The talk *and* the walk: Pope St. Pius X

CNA has a beautiful Papal intervention, aimed at stressing the necessity of good evangelisation work.

One must say, this Pope is good at talking. Take for example these two phrases:

“It is important to make them understand that being Christian is not a type of outfit that one wears in private or on special occasions, but something living and totalizing, capable of taking all that is good in modernity.”

“proclaiming Jesus Christ, the sole Savior of the world, is more complex today than in the past, but our task continues to be the same as at the beginning of our history. The mission hasn’t changed, just as the enthusiasm and courage that motivated the apostles and first disciples should not change.”

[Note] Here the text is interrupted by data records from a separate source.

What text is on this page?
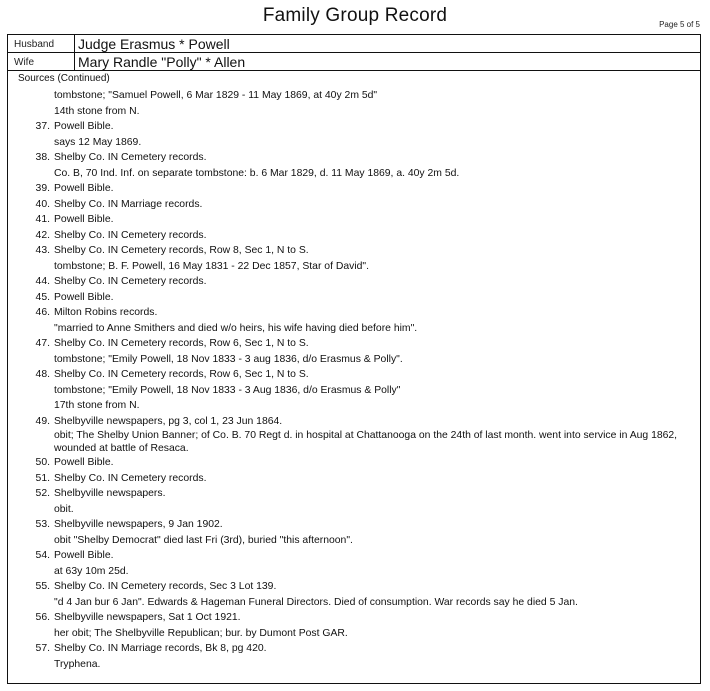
Family Group Record	Page 5 of 5
Husband Judge Erasmus * Powell
Wife	Mary Randle "Polly" * Allen
Sources (Continued)
tombstone; "Samuel Powell, 6 Mar 1829 - 11 May 1869, at 40y 2m 5d"
14th stone from N.
37. Powell Bible.
says 12 May 1869.
38. Shelby Co. IN Cemetery records.
Co. B, 70 Ind. Inf. on separate tombstone: b. 6 Mar 1829, d. 11 May 1869, a. 40y 2m 5d.
39. Powell Bible.
40. Shelby Co. IN Marriage records.
41. Powell Bible.
42. Shelby Co. IN Cemetery records.
43. Shelby Co. IN Cemetery records, Row 8, Sec 1, N to S.
tombstone; B. F. Powell, 16 May 1831 - 22 Dec 1857, Star of David".
44. Shelby Co. IN Cemetery records.
45. Powell Bible.
46. Milton Robins records.
"married to Anne Smithers and died w/o heirs, his wife having died before him".
47. Shelby Co. IN Cemetery records, Row 6, Sec 1, N to S.
tombstone; "Emily Powell, 18 Nov 1833 - 3 aug 1836, d/o Erasmus & Polly".
48. Shelby Co. IN Cemetery records, Row 6, Sec 1, N to S.
tombstone; "Emily Powell, 18 Nov 1833 - 3 Aug 1836, d/o Erasmus & Polly"
17th stone from N.
49. Shelbyville newspapers, pg 3, col 1, 23 Jun 1864.
obit; The Shelby Union Banner; of Co. B. 70 Regt d. in hospital at Chattanooga on the 24th of last month. went into service in Aug 1862, wounded at battle of Resaca.
50. Powell Bible.
51. Shelby Co. IN Cemetery records.
52. Shelbyville newspapers.
obit.
53. Shelbyville newspapers, 9 Jan 1902.
obit "Shelby Democrat" died last Fri (3rd), buried "this afternoon".
54. Powell Bible.
at 63y 10m 25d.
55. Shelby Co. IN Cemetery records, Sec 3 Lot 139.
"d 4 Jan bur 6 Jan". Edwards & Hageman Funeral Directors. Died of consumption. War records say he died 5 Jan.
56. Shelbyville newspapers, Sat 1 Oct 1921.
her obit; The Shelbyville Republican; bur. by Dumont Post GAR.
57. Shelby Co. IN Marriage records, Bk 8, pg 420.
Tryphena.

I see a slight problem, though. To talk the talk is all good and fine, but from a Pope able to talk the talk with such clarity, one would expect the ability to walk the walk with far more energy and determination than this is the case now. It seems to me more and more that Pope Benedict sees himself not as an enforcer of orthodoxy, but as one whose task is to prepare the way for future orthodoxy. He often gives to me the impression that he is working so that his successors may act, but without acting directly with anywhere near the energy that would be required.

Summorum Pontificum
was obviously huge, and Universae Ecclesiae provides the priests and faithful (after, if I may say so, too many years of inaction) with valid instruments to improve its implementation. What I miss, though, is the concrete action on the ground, the factual providing for robust evangelisation rather than the talking about it; in short, the walk.

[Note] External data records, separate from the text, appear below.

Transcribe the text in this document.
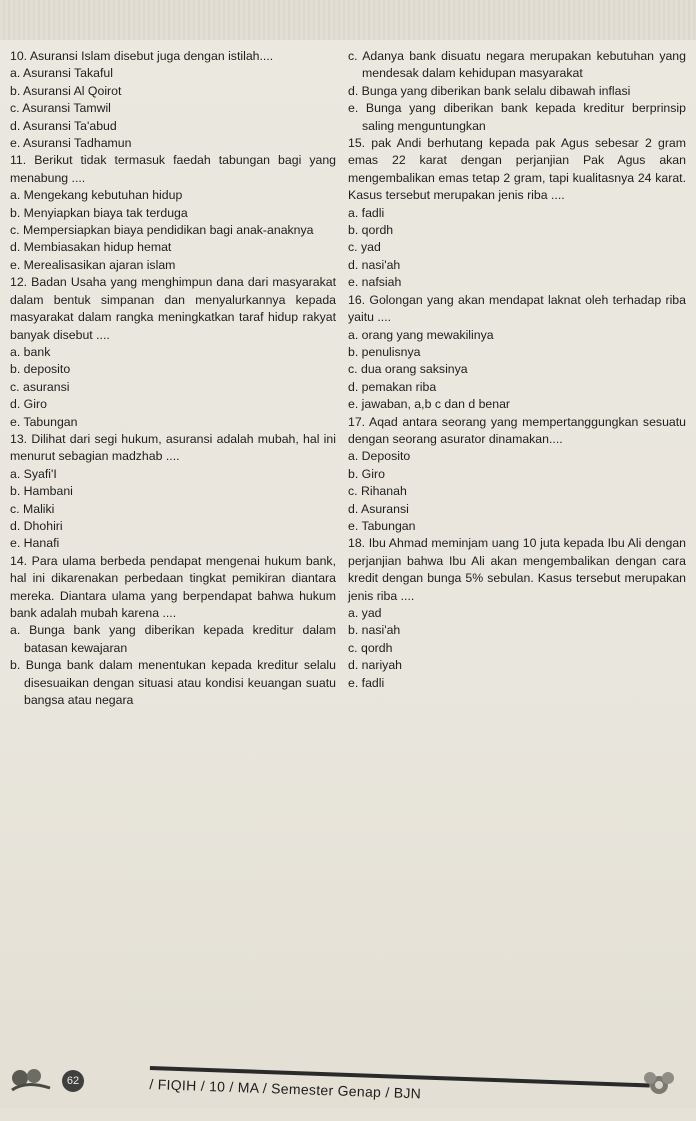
10. Asuransi Islam disebut juga dengan istilah....

a. Asuransi Takaful

b. Asuransi Al Qoirot

c. Asuransi Tamwil

d. Asuransi Ta'abud

e. Asuransi Tadhamun

11. Berikut tidak termasuk faedah tabungan bagi yang menabung ....

a. Mengekang kebutuhan hidup

b. Menyiapkan biaya tak terduga

c. Mempersiapkan biaya pendidikan bagi anak-anaknya

d. Membiasakan hidup hemat

e. Merealisasikan ajaran islam

12. Badan Usaha yang menghimpun dana dari masyarakat dalam bentuk simpanan dan menyalurkannya kepada masyarakat dalam rangka meningkatkan taraf hidup rakyat banyak disebut ....

a. bank

b. deposito

c. asuransi

d. Giro

e. Tabungan

13. Dilihat dari segi hukum, asuransi adalah mubah, hal ini menurut sebagian madzhab ....

a. Syafi'I

b. Hambani

c. Maliki

d. Dhohiri

e. Hanafi

14. Para ulama berbeda pendapat mengenai hukum bank, hal ini dikarenakan perbedaan tingkat pemikiran diantara mereka. Diantara ulama yang berpendapat bahwa hukum bank adalah mubah karena ....

a. Bunga bank yang diberikan kepada kreditur dalam batasan kewajaran

b. Bunga bank dalam menentukan kepada kreditur selalu disesuaikan dengan situasi atau kondisi keuangan suatu bangsa atau negara

c. Adanya bank disuatu negara merupakan kebutuhan yang mendesak dalam kehidupan masyarakat

d. Bunga yang diberikan bank selalu dibawah inflasi

e. Bunga yang diberikan bank kepada kreditur berprinsip saling menguntungkan

15. pak Andi berhutang kepada pak Agus sebesar 2 gram emas 22 karat dengan perjanjian Pak Agus akan mengembalikan emas tetap 2 gram, tapi kualitasnya 24 karat. Kasus tersebut merupakan jenis riba ....

a. fadli

b. qordh

c. yad

d. nasi'ah

e. nafsiah

16. Golongan yang akan mendapat laknat oleh terhadap riba yaitu ....

a. orang yang mewakilinya

b. penulisnya

c. dua orang saksinya

d. pemakan riba

e. jawaban, a,b c dan d benar

17. Aqad antara seorang yang mempertanggungkan sesuatu dengan seorang asurator dinamakan....

a. Deposito

b. Giro

c. Rihanah

d. Asuransi

e. Tabungan

18. Ibu Ahmad meminjam uang 10 juta kepada Ibu Ali dengan perjanjian bahwa Ibu Ali akan mengembalikan dengan cara kredit dengan bunga 5% sebulan. Kasus tersebut merupakan jenis riba ....

a. yad

b. nasi'ah

c. qordh

d. nariyah

e. fadli

62	/ FIQIH / 10 / MA / Semester Genap / BJN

We still are afflicted with bishops like Nourrichard (Benedict’s appointment to his present position) and Fonlupt (whose very recent appointment even sparked a reaction in form of a letter from French priests); we have an Archbishop of Westminster (also a Benedict’s appointment to his present position) openly boasting that he is nuanced about homosexual relationships and doesn’t know whether he will celebrate their “marriages”. If you read around this blog, you’ll find many more examples, but you get my drift: evangelisation is best made by first putting one’s house in order.

The Church is not in order. The number of bishops with either heterodox views or without the guts to defend orthodoxy is staggering. The situation is so bad, that when a bishop dares to do his job properly this makes huge waves, so unexpected it is. Many of these liberal, heterodox or cowardly bishops have been appointed, and continue to be appointed, by Pope Benedict and I am sorry to say so, but as long as this continues every beautiful talk about the need of a new evangelisation will sound little more than verbal decoration.

Make no mistake, I am a big fan of Pope Benedict’s reforms and I think that, as a Pope, he is a huge improvement on his saintly but catastrophic predecessor. Still, I think that he will be remembered rather as a Pope who prepared the ground for concrete action, than as one who acted decisively himself.

Summorum Pontificum is no concrete action if after four years we still have very few Latin Masses, and nice talks about the needs of evangelisation are no concrete action if the evangelisation is then left to the devices of the Nourrichards of this world, whom the Pontiff himself appoints. Concrete action is to take care that the sheep are provided with good shepherds, and that the shepherds take care that the priests are sound.

Evangelisation via television doesn’t work, much less evangelisation via “encouragement speech” to people whose theology and praxis is almost beyond repair. Evangelisation is done from the pulpit; with a reverent celebration at the altar; with a strong defiance of unChristian politicians; with an insisted, frontal assault on secular thinking.

Most of all, evangelisation is done by forcing the Nourrichards of the world to march allineati e coperti like as many soldiers, or by getting rid of them without delay.